To overcome nonconvexity in quadratically constrained quadratic programs (QCQPs), it is common to relax. Typical SDP relaxations square the dimension of the problem. Burer-Monteiro relaxations give more control over the dimension increase, but general guarantees typically still require a superlinear increase in dimension. Yet, for some problems, when the data is sufficiently structured, it is observed that merely doubling or tripling the dimension is sufficient to dissolve all bad local minima. We show this formally for special settings in synchronization of rotations, with connections to simultaneous localization and mapping (SLAM) in robotics and to synchronizing oscillators in the Kuramoto model.

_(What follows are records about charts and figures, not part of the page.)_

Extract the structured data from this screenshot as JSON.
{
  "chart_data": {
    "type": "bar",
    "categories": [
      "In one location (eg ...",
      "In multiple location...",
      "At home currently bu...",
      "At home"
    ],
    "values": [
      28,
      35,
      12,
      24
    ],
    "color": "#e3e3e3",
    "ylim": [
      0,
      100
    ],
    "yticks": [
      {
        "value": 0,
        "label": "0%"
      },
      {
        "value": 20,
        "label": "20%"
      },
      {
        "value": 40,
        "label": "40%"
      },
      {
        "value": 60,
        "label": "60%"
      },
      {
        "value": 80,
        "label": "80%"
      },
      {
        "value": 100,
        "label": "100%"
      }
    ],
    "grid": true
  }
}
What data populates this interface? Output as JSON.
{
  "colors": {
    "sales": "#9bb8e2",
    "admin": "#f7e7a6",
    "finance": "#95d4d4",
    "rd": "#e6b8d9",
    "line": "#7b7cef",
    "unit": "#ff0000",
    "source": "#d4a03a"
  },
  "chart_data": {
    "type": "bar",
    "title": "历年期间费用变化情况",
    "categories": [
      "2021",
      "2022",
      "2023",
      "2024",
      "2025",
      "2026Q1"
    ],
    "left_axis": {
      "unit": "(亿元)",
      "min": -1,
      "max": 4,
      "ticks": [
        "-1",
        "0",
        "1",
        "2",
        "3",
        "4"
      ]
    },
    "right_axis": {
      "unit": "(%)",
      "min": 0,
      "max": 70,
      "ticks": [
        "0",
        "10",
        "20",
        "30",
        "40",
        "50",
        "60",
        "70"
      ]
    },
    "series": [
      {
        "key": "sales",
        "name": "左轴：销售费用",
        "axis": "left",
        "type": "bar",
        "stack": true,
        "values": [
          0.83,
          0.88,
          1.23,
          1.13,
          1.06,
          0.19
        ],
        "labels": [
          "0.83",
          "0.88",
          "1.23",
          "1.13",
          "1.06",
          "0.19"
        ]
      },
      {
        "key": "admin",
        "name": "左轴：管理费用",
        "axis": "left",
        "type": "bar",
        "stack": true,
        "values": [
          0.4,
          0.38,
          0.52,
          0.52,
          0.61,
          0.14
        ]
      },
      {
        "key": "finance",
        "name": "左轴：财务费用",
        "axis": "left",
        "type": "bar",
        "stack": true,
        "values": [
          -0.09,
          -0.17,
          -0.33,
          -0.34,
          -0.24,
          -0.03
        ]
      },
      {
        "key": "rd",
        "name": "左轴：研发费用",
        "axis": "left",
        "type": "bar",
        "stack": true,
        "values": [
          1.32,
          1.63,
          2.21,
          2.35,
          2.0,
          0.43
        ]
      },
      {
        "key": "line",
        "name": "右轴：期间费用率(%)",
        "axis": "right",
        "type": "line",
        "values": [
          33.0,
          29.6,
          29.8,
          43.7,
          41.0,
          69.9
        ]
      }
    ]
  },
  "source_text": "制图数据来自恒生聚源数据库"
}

Specifically, we consider the estimation of $r \times r$ orthogonal matrices $Z_1, \dots, Z_n$ from relative measurements of the form $R_{ij} \approx Z_i Z_j^T$ for $(i,j)$ corresponding to the edges of a connected graph $G$. The least-squares estimator can be expressed as a QCQP $\max_{Y \in \mathbf{R}^{nr \times r}}~\langle C, Y Y^T \rangle$ subject to $Y_i Y_i^T = I_r$ for each $r$-row block of $Y$. For $p \geq r$, the rank-$p$ relaxation of this problem allows $Y \in \mathbf{R}^{nr \times p}$, which makes the above problem an optimization program over a product of $n$ Stiefel manifolds. We show that, in the noiseless case, the rank-$p$ relaxation has no spurious local minima and yields an exact solution to the original rank-$r$ problem whenever $p \geq r+2$. This is optimal for general graphs; the best prior results require $2p \geq 3(r + 1)$. Furthermore, we prove that the absence of spurious local minima is robust to measurement error, where the amount of error tolerated depends on the relaxation rank $p$ and the spectral properties of $G$.
Joint work with Nicolas Boumal (EPFL, Switzerland).